Sunday, August 24, 2008

Greetings from Denver


It would be easier to hate it here.
It would be easier to hate it here because it would be so much easier to write. Think of it- a room full of self-centered lethargic, unmotivated, “Daddy-Made-Me-Do-It” teenagers. I could rant endlessly about how America’s youth is so passive when it comes to the Real issues, and incapable of taking adult responsibility in today’s would. It would be an easy article to write, because it’s an article I’ve read a hundred times before. So, I set out with the pre-conceived notions (nay, hopes) that my peers would be the typical TV/gossip obsessed teenagers I’ve always known…but in a more mountainous setting.

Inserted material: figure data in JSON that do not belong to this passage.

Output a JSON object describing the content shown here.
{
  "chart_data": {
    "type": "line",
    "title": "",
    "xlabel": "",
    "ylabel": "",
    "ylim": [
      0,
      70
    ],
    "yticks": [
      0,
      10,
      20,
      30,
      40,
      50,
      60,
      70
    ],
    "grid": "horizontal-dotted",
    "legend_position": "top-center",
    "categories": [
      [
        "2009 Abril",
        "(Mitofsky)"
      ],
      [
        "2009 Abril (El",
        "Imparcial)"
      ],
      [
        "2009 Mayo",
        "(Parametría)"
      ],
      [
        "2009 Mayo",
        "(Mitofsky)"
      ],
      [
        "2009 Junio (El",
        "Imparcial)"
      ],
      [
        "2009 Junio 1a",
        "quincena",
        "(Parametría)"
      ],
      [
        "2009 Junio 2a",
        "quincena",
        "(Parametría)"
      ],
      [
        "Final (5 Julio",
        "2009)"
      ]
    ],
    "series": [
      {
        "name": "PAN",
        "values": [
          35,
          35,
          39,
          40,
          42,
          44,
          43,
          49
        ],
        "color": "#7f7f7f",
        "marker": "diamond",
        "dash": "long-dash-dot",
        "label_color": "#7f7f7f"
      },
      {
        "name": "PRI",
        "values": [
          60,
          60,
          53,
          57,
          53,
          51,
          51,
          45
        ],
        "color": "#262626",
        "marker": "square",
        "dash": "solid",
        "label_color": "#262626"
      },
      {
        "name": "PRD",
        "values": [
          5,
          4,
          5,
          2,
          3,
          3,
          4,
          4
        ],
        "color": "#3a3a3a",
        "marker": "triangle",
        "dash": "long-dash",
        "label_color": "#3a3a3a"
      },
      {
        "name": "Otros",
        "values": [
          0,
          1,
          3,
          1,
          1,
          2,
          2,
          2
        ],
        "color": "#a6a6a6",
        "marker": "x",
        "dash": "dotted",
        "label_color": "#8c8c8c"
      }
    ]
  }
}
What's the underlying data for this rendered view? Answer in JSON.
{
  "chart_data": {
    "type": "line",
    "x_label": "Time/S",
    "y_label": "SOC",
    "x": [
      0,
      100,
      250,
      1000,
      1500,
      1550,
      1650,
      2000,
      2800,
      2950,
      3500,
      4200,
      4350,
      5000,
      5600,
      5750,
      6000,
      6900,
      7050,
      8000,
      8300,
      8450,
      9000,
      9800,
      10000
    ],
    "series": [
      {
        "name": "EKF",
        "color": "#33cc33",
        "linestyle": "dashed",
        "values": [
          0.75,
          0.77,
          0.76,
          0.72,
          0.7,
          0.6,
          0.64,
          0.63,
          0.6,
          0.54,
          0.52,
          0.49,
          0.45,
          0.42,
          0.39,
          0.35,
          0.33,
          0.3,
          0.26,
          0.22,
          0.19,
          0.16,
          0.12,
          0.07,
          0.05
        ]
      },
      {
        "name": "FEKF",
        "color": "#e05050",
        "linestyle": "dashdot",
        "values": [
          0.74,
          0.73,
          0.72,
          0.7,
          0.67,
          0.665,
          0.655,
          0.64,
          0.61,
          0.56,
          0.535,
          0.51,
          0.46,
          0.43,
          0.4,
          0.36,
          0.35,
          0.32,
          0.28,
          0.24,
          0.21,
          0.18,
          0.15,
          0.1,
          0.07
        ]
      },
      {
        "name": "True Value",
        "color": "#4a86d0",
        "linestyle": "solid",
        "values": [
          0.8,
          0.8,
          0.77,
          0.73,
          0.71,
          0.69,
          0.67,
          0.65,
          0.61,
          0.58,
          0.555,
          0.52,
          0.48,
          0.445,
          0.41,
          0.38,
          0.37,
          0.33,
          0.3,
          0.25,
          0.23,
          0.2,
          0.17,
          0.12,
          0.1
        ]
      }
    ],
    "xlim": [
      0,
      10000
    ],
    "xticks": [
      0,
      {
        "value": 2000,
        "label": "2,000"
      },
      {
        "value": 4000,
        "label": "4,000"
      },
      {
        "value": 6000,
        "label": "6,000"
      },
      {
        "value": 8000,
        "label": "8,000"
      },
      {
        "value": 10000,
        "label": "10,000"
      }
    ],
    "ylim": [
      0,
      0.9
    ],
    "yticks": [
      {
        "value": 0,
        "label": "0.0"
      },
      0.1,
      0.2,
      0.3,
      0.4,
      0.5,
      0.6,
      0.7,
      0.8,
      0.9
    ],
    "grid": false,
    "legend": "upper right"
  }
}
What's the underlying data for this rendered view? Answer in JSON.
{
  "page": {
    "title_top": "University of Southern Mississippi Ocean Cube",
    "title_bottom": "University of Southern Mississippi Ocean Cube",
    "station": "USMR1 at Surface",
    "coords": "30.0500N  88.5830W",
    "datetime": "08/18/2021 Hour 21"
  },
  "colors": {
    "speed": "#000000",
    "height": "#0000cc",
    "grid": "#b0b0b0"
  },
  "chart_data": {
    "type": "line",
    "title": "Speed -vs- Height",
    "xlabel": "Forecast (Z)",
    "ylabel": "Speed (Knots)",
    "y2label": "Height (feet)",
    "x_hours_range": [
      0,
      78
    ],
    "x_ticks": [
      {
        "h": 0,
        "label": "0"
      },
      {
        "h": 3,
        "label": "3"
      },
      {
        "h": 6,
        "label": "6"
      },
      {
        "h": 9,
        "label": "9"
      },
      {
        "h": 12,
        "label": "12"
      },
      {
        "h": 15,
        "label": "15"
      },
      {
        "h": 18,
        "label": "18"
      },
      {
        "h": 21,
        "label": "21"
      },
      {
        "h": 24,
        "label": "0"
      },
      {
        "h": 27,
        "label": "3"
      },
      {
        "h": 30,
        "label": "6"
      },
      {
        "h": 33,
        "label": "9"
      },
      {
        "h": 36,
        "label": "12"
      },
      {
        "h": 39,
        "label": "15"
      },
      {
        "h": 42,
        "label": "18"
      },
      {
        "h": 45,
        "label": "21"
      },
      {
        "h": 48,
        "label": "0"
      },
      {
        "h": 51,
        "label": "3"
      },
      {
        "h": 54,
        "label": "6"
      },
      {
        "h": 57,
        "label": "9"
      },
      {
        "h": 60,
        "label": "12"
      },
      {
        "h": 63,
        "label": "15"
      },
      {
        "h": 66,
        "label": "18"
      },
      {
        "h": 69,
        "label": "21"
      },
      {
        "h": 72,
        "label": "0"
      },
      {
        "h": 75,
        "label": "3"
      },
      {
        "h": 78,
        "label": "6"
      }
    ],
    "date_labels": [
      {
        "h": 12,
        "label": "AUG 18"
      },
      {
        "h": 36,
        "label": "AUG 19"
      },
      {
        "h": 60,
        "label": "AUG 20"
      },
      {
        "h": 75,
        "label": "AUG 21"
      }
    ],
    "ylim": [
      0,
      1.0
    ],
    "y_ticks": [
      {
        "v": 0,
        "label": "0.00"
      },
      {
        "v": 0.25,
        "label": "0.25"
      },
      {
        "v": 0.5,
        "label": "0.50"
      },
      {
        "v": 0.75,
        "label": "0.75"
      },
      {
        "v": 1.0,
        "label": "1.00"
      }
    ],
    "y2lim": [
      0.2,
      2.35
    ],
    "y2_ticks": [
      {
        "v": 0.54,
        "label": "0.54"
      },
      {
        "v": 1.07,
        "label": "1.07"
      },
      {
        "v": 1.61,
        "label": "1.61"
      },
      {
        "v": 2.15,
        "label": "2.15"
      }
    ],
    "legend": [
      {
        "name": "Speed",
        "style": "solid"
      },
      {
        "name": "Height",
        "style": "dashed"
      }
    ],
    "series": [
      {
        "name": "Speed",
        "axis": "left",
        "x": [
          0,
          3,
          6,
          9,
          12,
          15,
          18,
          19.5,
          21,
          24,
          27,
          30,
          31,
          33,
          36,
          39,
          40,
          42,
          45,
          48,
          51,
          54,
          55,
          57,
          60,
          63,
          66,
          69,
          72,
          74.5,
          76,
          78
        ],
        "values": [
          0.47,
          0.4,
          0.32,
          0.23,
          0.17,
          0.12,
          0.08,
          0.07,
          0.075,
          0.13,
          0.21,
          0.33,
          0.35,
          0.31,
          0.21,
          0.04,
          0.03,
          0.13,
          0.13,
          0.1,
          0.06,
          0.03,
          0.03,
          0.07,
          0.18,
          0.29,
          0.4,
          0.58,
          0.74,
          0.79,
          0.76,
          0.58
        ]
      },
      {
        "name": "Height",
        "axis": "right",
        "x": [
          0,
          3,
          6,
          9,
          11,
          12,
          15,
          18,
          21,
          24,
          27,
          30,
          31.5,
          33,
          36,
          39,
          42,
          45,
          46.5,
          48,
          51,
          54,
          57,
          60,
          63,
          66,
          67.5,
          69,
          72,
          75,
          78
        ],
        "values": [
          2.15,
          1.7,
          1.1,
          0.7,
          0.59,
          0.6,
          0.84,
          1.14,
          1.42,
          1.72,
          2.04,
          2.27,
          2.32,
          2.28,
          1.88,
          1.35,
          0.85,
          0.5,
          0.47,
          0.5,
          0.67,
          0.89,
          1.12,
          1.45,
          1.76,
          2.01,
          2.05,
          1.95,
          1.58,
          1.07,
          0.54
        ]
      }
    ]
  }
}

And I was correct. For a second.

But by the time we arrived in our hotel (meaning I’d only had the bus ride to reach this conclusion), I’d discovered that my peers are not joking around. The teenagers who are attending the DNC are not simply those who could cough up the cash, so to speak. My first clue was when I produced a deck of Politico flash cards from my bag. While, in any typical highschool setting the existence of such a study aid would have elicited glares and name-calling (if not simply indifference), I was immediately shocked by a chorus of high-pitched squeals. Apparently the JoBros have nothing on Madeline Albright.

I was further confused and astounded by the fact that political conversations transcended all social events: dinner, shopping, Starbux-ing, and of course, blogging. What would normally have been a game of Truth or Dare in the lobby became a group blogging session.

My faith in my generation has been completely restored. I must confess that another of my pre-conceived notions was that the country would cease to function after my peers and I turned thirty. I simply could not picture the holder of the Guitar Hero high score running for senate, or even the President of my class getting her term paper in on time at a top college. But apparently I’m not alone in this, either. Those going to the DNC are heard complaining about the lack of political interest in their schools as frequently as foreign policy debates. Apparently everyone is worried that their generation is one comprised entirely of slackers.

So what, then? Have I some how infiltrated a secret organization of the country’s young elite (but never “elitist”)? Well, not exactly. They’re still teenagers by nature, obsessively checking Facebook in between lectures and dropping references to Michael Phelps’, er, impressive Olympic performances.

But unlike the people I thought they were, the real versions can identify competing countries on a map.